Scikit-learn Iris accuracy = 0.960000


# My Implementation

In [151]:
from math import pi, exp, sqrt


class MyGaussianNB:
    
    def __init__(self):
        
        # Categorical implementation.
        self._condt_probs = dict()  # Dict stores conditional probabilities.
        
        # Real-valued implementation.
        self._feat_means = dict()   # Dict stores the means.
        self._feat_stdvs = dict()   # Dict stores the standard deviations.
        
        # Common.
        self._classes = []          # List of the possible classes.
        self._class_probs = dict()  # Dict stores class probabilities.
        self._feat_type = dict()    # Dict stores feature types,'cat' or 'con'.
        
    def fit(self, X, y):
    
        # Unique classes.
        self._classes = list(y.unique())
    
        # Class probabilities.
        for c in self._classes:
            self._class_probs[c] = list(y.values).count(c) * 1.0 / len(y.values)
                
        # Determine feature types and store their corresponding information.
        for feat in X.columns:
            
            iscon = str(X[feat].dtype).startswith('int') or str(X[feat].dtype).startswith('float')
            if iscon:
                self._feat_type[feat] = 'con'
                
                # Compute the mean and stdv of this feature given each class.
                self._feat_means[feat] = {}
                self._feat_stdvs[feat] = {}
                for c in self._classes:
                    # There's hopefully a less disgusting way to do this.
                    matching = [X[feat].values[i] for (i,v) in enumerate(y) if v == c]
                    self._feat_means[feat][c] = np.mean(matching)
                    self._feat_stdvs[feat][c] = np.std(matching)
                
            else:
                self._feat_type[feat] = 'cat'
                # TODO: Compute the conditional probability.
    
        return
    
    def predict(self, X):
        feats = list(X.columns)
        preds = [self.predict_single(feats, x) for i,x in X.iterrows()]
        return preds
    
    def predict_single(self, feats, x):
        
        # Gaussian probability density function.
        # Takes the value, the mean, and the std deviation.
        # Returns the probability of getting that value.
        def pdf(x, m, s):
            return (1/(sqrt(2*pi)*s))*exp(-((x-m)**2)/(2*s**2))
        
        # Compute the posterior for each class.
        # to find the most likely classification given these features.
        # P(c | x) = (P(x | c) x P(c)) / P(x).
        # P(x) cancels out because the same features are used.
        # So P(c | x) = P(x | c) x P(c).
        # P(x | c) = P(x_1 | c) x ... x P(x_n | c).
        # P(cls) and P(x_i) are either stored (categorical)
        # or easily computed (real-value).
        
        max_class = None
        max_prob = 0
        
        for c in self._classes:
            
            prob = self._class_probs[c]
            
            # Compute P(x | c).
            # Categorical features use the stored conditional probabilities.
            # Continuous features compute their probability via guassian PDF.
            for (feat, x_i) in zip(feats, x):
            
                if self._feat_type[feat] is 'cat':
                    prob *= self._condt_probs[x_i][c]
                
                elif self._feat_type[feat] is 'con':
                    m = self._feat_means[feat][c]
                    s = self._feat_stdvs[feat][c]
                    prob *= pdf(x_i, m, s)

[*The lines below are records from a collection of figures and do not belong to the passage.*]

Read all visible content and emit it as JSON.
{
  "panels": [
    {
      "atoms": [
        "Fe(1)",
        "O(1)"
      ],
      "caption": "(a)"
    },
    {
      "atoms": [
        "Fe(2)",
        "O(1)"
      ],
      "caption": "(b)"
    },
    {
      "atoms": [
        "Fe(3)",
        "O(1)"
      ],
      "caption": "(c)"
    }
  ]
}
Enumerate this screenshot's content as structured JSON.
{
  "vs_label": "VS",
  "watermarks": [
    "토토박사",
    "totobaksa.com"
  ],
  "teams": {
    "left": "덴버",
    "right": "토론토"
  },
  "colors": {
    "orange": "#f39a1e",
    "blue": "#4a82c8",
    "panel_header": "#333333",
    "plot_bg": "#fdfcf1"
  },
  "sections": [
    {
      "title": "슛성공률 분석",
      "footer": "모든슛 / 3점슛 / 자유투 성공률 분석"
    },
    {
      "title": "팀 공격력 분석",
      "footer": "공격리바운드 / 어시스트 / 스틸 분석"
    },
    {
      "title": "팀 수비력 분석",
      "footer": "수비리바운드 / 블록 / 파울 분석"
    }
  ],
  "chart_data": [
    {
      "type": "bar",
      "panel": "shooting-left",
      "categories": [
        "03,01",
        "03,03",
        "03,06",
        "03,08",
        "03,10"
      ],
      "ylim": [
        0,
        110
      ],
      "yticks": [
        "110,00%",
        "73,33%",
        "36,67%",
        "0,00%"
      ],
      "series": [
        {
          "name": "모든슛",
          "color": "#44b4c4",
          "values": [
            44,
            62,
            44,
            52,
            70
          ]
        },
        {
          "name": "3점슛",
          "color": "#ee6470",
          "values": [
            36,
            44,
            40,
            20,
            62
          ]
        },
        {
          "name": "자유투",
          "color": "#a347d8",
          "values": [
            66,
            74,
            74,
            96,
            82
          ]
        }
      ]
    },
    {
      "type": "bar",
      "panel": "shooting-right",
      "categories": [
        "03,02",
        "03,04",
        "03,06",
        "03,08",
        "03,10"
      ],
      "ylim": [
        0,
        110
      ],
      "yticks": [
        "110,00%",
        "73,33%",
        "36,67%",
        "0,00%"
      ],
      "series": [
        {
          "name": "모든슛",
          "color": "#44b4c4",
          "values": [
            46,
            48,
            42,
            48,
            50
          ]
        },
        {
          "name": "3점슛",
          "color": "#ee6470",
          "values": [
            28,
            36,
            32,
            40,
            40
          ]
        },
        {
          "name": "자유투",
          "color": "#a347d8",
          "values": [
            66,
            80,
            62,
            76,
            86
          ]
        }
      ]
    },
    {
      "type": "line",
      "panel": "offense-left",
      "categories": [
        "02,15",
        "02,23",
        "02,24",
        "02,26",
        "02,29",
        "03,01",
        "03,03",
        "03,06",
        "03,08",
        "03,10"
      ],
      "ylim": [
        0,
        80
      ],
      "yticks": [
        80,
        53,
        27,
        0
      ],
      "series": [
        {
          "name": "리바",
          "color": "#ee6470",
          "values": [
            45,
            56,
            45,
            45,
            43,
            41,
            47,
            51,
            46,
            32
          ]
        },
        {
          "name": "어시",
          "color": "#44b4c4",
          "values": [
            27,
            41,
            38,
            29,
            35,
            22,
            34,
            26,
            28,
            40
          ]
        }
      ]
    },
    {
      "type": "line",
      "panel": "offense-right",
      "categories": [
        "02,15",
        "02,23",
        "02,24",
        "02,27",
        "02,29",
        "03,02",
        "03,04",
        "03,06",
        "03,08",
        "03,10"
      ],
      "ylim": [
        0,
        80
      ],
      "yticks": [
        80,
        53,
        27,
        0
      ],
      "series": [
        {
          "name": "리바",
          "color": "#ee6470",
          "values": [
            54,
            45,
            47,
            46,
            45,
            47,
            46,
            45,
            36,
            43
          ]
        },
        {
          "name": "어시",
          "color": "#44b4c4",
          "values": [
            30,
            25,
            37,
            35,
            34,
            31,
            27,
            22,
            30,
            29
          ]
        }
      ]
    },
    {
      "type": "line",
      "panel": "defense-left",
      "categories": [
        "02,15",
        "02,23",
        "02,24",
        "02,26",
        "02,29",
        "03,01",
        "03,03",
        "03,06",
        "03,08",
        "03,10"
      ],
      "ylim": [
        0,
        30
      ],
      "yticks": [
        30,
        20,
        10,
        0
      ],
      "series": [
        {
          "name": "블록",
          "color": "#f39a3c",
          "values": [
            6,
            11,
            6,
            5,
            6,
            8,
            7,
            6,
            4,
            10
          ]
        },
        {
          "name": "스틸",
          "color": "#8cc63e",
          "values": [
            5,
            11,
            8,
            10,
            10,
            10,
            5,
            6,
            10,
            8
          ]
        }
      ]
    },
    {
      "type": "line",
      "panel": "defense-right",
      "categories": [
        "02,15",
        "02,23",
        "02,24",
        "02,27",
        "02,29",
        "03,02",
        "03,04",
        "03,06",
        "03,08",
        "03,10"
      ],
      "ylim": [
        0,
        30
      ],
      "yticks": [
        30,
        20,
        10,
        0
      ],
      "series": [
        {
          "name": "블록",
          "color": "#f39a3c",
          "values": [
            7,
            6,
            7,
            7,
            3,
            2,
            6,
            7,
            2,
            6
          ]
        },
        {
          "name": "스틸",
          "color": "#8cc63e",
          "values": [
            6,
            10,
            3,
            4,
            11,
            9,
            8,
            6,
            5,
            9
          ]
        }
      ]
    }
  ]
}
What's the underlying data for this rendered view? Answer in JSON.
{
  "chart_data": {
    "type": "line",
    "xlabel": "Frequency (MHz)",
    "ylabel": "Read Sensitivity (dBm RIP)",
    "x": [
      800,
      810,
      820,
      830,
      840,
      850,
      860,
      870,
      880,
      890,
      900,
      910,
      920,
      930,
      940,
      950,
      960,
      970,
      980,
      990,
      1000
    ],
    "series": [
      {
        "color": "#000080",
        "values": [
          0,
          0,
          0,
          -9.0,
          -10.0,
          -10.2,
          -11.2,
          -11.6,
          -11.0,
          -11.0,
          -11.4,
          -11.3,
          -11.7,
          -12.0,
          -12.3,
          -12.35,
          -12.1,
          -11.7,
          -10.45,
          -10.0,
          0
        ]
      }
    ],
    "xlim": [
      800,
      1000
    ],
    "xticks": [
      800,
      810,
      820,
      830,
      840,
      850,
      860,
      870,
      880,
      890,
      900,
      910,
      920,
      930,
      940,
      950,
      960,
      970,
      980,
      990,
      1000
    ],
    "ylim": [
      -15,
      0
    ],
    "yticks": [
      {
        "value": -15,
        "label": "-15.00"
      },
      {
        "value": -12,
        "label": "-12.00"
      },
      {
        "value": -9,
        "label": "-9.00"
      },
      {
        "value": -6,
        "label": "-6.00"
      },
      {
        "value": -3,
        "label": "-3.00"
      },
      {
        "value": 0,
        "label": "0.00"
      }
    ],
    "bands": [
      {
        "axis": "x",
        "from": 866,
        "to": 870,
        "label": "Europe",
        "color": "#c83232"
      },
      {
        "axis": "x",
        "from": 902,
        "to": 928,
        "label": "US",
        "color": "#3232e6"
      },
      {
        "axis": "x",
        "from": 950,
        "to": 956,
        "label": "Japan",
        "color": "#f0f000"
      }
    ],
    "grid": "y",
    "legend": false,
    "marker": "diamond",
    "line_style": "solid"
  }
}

            # Track max probability and its corresponding class.
            if prob > max_prob:
                max_prob = prob
                max_class = c
            
        return max_class
    
model = MyGaussianNB()
model.fit(X_train, y_train)
pred = model.predict(X_test)
print('My Implementation Iris Accuracy = %lf' % (ACC(pred, y_test)))

My Implementation Iris Accuracy = 0.960000


# Results

- My custom implementation matches the accuracy (96%) of the scikit-learn implementation for the Iris dataset with continuous features.